For the last month or so, I’ve been going to cardiac rehab, following up on my open heart surgery. Exercising in a controlled environment is nothing new for me. I’ve been doing it most of my life. We had a home weight set with concrete-filled weights when I was a kid. I was about 16 when I joined the local Nautilus and have worked out in, and even worked in, gyms for years.
I really haven’t “worked out” all that much in the last few years, however. Work, pressure and other priorities took over and I didn’t make time for it. Back “in the day” weight lifting was a much higher priority for me than cardiovascular exercise, anyway.
So, I entered rehab with an open mind and did my best to put my preconceived ideas away. I’m glad I did. The exercise has been useful and is helping me gain a better understanding of how to push my limits and gain heart strength in exactly the same way I used to push my other muscles. It’s also nice to know someone is watching me very closely while I’m pushing it, to make sure I don’t push it too far.
The best part of the program though is the education components. I’ve gained something from nearly every session; probably the most from the discussions about stress management. If you had asked me a few months ago, I would have told you that I really didn’t feel stressed. These discussions have opened my eyes to a number of things I’ve been doing wrong and are helping me change my attitudes so I don’t end up back in rehab.

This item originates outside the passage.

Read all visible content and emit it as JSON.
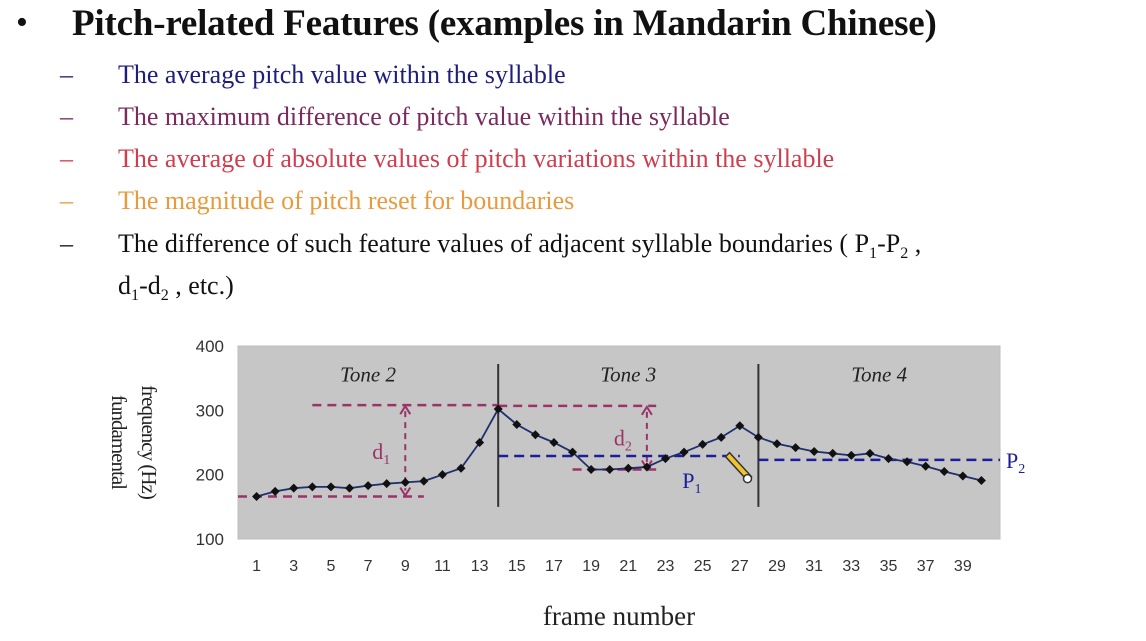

In a lot of ways, I consider myself fortunate to be going through all of this. I could have had a heart attack and never made it to the hospital. Catching my problems when we did has given me the opportunity to make a number of changes in my lifestyle; eating, stress management and exercise that will (I hope) keep me around for a long, long time. There are people depending on me to be here and I plan to do it for them.
That’s probably the most important lesson of all. But I knew that, already.